Conclusion and Prospective Improvements

The ensemble model I've just shown above is quite naive, I would say, and is far from "good". The metric is more or less still quite arbitrary and the algorithm is rather slow (so I set window length to 3 from 60 at first, which was intended to train a model on data of 5 years), and thus on an unprofessional platform like Ricequant we're not allowed to run through the whole market and search for a best portfolio -- the most predictable ones. In the backtest strategy I implimented based on this research paper, I only chose 5 stocks arbitrarily from the index components of 000050.XSHG, and this can have an unpredictable downside effect on the model performance. A more desirable idea would be to set up a local backtest environment and implement this process with the help of GPU and faster languages like C++. Moreover, overfitting is possible, very possible, and thus whether it will make a good strategy needs much more work of validation.


References

  • Arrow, K. J. (1965). "Aspects of the Theory of Risk Bearing". The Theory of Risk Aversion. Helsinki: Yrjo Jahnssonin Saatio. Reprinted in: Essays in the Theory of Risk Bearing, Markham Publ.
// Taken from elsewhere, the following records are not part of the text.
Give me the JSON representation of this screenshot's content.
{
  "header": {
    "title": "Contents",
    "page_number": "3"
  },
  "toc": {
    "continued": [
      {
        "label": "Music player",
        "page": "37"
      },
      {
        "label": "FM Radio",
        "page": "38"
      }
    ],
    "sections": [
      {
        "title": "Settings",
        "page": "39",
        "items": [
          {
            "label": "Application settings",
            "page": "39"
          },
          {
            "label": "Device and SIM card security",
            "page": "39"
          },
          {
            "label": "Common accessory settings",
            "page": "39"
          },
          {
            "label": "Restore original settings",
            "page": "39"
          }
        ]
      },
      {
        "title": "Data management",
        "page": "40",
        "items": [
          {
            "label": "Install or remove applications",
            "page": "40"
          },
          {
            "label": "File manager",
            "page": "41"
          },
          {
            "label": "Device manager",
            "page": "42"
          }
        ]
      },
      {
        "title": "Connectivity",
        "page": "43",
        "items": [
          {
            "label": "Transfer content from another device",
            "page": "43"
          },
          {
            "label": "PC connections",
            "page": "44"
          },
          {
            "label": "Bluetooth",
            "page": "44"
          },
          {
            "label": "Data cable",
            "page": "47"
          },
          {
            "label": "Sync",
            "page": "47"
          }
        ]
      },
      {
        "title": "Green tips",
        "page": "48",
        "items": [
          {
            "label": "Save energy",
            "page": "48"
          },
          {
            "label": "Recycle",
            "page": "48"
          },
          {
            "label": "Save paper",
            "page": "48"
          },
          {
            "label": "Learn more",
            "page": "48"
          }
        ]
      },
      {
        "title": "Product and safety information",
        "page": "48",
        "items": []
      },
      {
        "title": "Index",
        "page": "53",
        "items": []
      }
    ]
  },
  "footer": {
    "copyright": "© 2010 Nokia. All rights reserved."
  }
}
Co., Chicago, 1971, 90–109.
  • Pratt, J. W. (1964). "Risk Aversion in the Small and in the Large". Econometrica. 32 (1–2): 122–136.
  • Kahneman, Daniel; Tversky, Amos (1979). "Prospect theory: An analysis of decision under risk". Econometrica: Journal of the econometric society. 47 (2): 263–291.
  • Chen, T., & Guestrin, C. (2016). "Xgboost: A scalable tree boosting system". In Proceedings of the 22nd acm sigkdd international conference on knowledge discovery and data mining (pp. 785-794). ACM.